Re: string vs. char [was Re: Java and Unicode]

2000-11-16 Thread Mark Davis

We have found that it works pretty well to have a uchar32 datatype, with
uchar16 storage in strings. In ICU (C version) we use macros for efficient
access; in ICU (C++) version we use method calls, and for ICU (Java version)
we have a set of utility static methods (since we can't add to the Java
String API).

With these functions, the number of changes that you have to make to
existing code is fairly small, and you don't have to change the way that
loops are set up, for example.

Mark

- Original Message -
From: [EMAIL PROTECTED]
To: "Unicode List" [EMAIL PROTECTED]
Sent: Thursday, November 16, 2000 13:24
Subject: string vs. char [was Re: Java and Unicode]


 Normally this thread would be of only academic interest to me...

 ...but this week I'm writing a spec for adding Unicode support to an
 embedded operating system written in C. Due to Mssrs.

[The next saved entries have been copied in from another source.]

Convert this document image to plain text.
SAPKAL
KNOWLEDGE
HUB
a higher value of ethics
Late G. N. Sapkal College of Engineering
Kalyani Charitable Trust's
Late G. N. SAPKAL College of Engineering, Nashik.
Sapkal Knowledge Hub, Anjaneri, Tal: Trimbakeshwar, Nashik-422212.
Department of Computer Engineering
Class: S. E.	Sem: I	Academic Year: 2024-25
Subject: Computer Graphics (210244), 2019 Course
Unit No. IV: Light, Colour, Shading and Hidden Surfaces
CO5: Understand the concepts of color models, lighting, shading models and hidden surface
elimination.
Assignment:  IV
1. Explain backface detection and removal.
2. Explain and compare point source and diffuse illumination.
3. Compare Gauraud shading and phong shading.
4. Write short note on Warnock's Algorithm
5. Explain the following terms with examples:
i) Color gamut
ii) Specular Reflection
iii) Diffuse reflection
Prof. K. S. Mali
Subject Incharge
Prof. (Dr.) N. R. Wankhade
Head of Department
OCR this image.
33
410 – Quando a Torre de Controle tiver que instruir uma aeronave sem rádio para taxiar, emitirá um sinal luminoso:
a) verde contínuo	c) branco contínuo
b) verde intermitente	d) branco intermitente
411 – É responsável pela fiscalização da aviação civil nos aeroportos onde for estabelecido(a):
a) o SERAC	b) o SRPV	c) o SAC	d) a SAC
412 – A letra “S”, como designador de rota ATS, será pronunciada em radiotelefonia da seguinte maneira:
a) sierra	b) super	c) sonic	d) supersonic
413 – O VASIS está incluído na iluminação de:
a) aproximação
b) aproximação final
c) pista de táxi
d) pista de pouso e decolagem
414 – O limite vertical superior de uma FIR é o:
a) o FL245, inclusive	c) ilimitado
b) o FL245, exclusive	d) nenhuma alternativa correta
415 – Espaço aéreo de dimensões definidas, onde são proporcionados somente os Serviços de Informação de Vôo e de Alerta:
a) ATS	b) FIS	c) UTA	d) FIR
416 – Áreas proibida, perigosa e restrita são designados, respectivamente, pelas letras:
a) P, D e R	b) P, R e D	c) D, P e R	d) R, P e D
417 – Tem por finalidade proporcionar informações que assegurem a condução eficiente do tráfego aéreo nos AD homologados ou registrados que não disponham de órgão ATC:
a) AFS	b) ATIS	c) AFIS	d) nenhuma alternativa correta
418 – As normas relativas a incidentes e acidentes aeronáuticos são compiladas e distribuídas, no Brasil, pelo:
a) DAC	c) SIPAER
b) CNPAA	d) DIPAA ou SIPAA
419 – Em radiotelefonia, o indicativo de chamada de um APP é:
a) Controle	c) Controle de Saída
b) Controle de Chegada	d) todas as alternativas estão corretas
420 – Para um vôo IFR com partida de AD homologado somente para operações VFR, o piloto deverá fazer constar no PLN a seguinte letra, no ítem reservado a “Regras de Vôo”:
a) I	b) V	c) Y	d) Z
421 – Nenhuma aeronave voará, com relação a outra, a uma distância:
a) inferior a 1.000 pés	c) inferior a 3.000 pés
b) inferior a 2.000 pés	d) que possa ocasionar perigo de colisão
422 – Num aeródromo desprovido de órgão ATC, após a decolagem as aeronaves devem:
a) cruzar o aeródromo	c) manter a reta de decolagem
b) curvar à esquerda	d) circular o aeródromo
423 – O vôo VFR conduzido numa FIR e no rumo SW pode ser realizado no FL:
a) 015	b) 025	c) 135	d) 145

O'Conner and
 Scherer's presentations at the most recent IUC, I was aware of the clash
 between internal string representations and the Unicode Scalar Value
 necessary for efficient lookup.

 Now I'm getting alarmed about the solution I've selected.

 The OS I'm working on is written in C. I considered, therefore, using
 UTF-8 as the internal Unicode representation (because I don't have the
 option of #defining Unicode and using wchar), but the storage expansion
 and the fact that several existing modules grok UTF-16 (well, UCS-2), led
 me to go in the direction of UTF-16.

 I also considered supporting only UCS-2. It's a bad bad bad idea, but it
 gets me out of the following:

 I ended up deciding that the Unicode API for this OS will only work in
 strings. CTYPE replacement functions (such as isalpha) and character based
 replacement functions (such as strchr) will take and return strings for
 all of their arguments.

 Internally, my functions are converting the pointed character to its
 scalar value (to look it up in the database most efficiently).

 This isn't very satisfying. It goes somewhat against the grain of 'C'
 programming. But it's equally unsatisfying to use a 32-bit representation
 for a character and a 16-bit representation for a string, because in 'C',
 a string *is* an array of characters. Which is more
 natural? Which is more common? Iterating across an array of 16-bit values
 or

 ===
 Addison P. PhillipsPrincipal Consultant
 Inter-Locale LLChttp://www.inter-locale.com
 Los Gatos, CA, USA  mailto:[EMAIL PROTECTED]

 +1 408.210.3569 (mobile)  +1 408.904.4762 (fax)
 ===
 Globalization Engineering  Consulting Services







Re: Java and Unicode

2000-11-15 Thread Elliotte Rusty Harold

One thing I'm very curious about going forward: Right now character 
values greater than 65535 are purely theoretical. However this will 
change. It seems to me that handling these characters properly is 
going to require redefining the char data type from two bytes to 
four. This is a major incompatible change with existing Java.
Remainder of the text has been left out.